Indie Publishing vs Traditional Publishing

This is my take on Indie vs Traditional publishing. Over the past year and a half or so, I've been reading many different articles, some for and some against Indie publishing.

I have a few author friends who went the traditional route, and were completely frustrated because their publisher or editor wanted them to make major changes to their novel. I'm not talking minor things like sentence structure or maybe rearranging things a bit. One author was told to get rid of all the dialects in her book. What?? The dialects helped make the book, and it would have changed it substantially. After weeks of arguing back and forth, she finally won, but at the cost of great frustration.

Then there is the rejection factor; J.K. Rowling was rejected twelve times before the Harry Potter series was accepted. Considering it can take upwards of six months to even get that rejection, one can see how much time is involved. That is even if one can find an agent willing to represent them, and most publishers do not accept unsolicited or unagented manuscripts.

Then there is the time it takes to actually get the book in print; anything up to two years and sometimes longer.

Another friend went the Indie route, observing that these days the publisher expects the writer to do most of the work anyway, and then takes 30% of the profit! "I may as well do it myself, that way I know if things go sideways, it's my fault!" Then there is the time frame; if one is on the ball, one can be published and up for sale in weeks as opposed to months or years. Granted, it is a LOT of work! I did my own editing, revising, polishing, book cover design,marketing, etc. But the satisfaction of holding one's printed book in one's hands is incredible, and worth all the work involved!

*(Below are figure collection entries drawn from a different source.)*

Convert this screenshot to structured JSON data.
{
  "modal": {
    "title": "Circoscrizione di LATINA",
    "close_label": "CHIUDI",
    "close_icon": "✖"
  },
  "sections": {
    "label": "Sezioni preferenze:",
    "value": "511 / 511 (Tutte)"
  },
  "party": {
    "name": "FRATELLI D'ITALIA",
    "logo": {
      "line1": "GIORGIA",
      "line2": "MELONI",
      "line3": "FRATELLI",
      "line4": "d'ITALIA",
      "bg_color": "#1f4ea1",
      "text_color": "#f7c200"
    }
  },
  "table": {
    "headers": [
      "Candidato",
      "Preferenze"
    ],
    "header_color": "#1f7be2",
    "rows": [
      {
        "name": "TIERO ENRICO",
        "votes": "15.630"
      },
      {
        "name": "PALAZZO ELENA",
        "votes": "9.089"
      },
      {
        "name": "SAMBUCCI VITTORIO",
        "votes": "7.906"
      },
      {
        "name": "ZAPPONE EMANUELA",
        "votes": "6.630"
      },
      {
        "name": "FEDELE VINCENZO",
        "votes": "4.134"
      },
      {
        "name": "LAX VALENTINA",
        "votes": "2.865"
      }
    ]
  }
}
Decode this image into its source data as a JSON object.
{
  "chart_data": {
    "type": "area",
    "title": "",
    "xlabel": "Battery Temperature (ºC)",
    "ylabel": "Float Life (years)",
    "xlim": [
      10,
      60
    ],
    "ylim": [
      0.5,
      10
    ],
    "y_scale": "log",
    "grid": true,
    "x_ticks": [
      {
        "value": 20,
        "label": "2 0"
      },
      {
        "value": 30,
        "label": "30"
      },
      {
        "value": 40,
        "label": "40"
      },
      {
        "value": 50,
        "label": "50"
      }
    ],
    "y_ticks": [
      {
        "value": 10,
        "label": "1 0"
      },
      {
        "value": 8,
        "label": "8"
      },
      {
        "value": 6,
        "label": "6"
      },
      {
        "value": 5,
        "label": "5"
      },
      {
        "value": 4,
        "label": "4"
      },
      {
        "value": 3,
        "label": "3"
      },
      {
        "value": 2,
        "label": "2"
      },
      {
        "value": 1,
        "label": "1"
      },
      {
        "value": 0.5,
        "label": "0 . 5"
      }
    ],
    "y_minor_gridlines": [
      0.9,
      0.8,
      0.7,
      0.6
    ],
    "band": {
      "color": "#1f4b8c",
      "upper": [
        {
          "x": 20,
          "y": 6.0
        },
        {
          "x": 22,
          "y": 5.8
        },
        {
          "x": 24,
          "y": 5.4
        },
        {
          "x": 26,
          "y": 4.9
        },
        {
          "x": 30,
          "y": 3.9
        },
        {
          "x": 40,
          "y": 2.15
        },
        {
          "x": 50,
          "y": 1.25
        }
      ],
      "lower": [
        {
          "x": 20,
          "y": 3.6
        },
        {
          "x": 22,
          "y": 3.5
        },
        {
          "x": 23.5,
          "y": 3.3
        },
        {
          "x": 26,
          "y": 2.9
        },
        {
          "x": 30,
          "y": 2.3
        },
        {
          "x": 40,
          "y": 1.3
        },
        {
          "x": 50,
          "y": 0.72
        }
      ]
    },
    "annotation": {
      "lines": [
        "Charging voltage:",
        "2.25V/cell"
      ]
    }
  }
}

I started my novel way back in 2000, after years of life intruding, etc. I finally said that come hell or high water, I would finish the book and see it published before I turned 70. (I just turned 67). What I hadn't planned on, is that the book rather wrote itself, using me as its secretary! I also had not planned on writing a second book-or a third, but that seems to be where I am going at the moment. The last paragraph of the first book came to me long before I finished it, and as my daughter said, "I smell another book!"

Now that the first one is in print, I am busily marketing it locally for a start, and then we'll see. I have a convention in mid February, then I clear off my writing desk, get new pens and paper, and start the process all over again. After all, it is the journey that sustains us.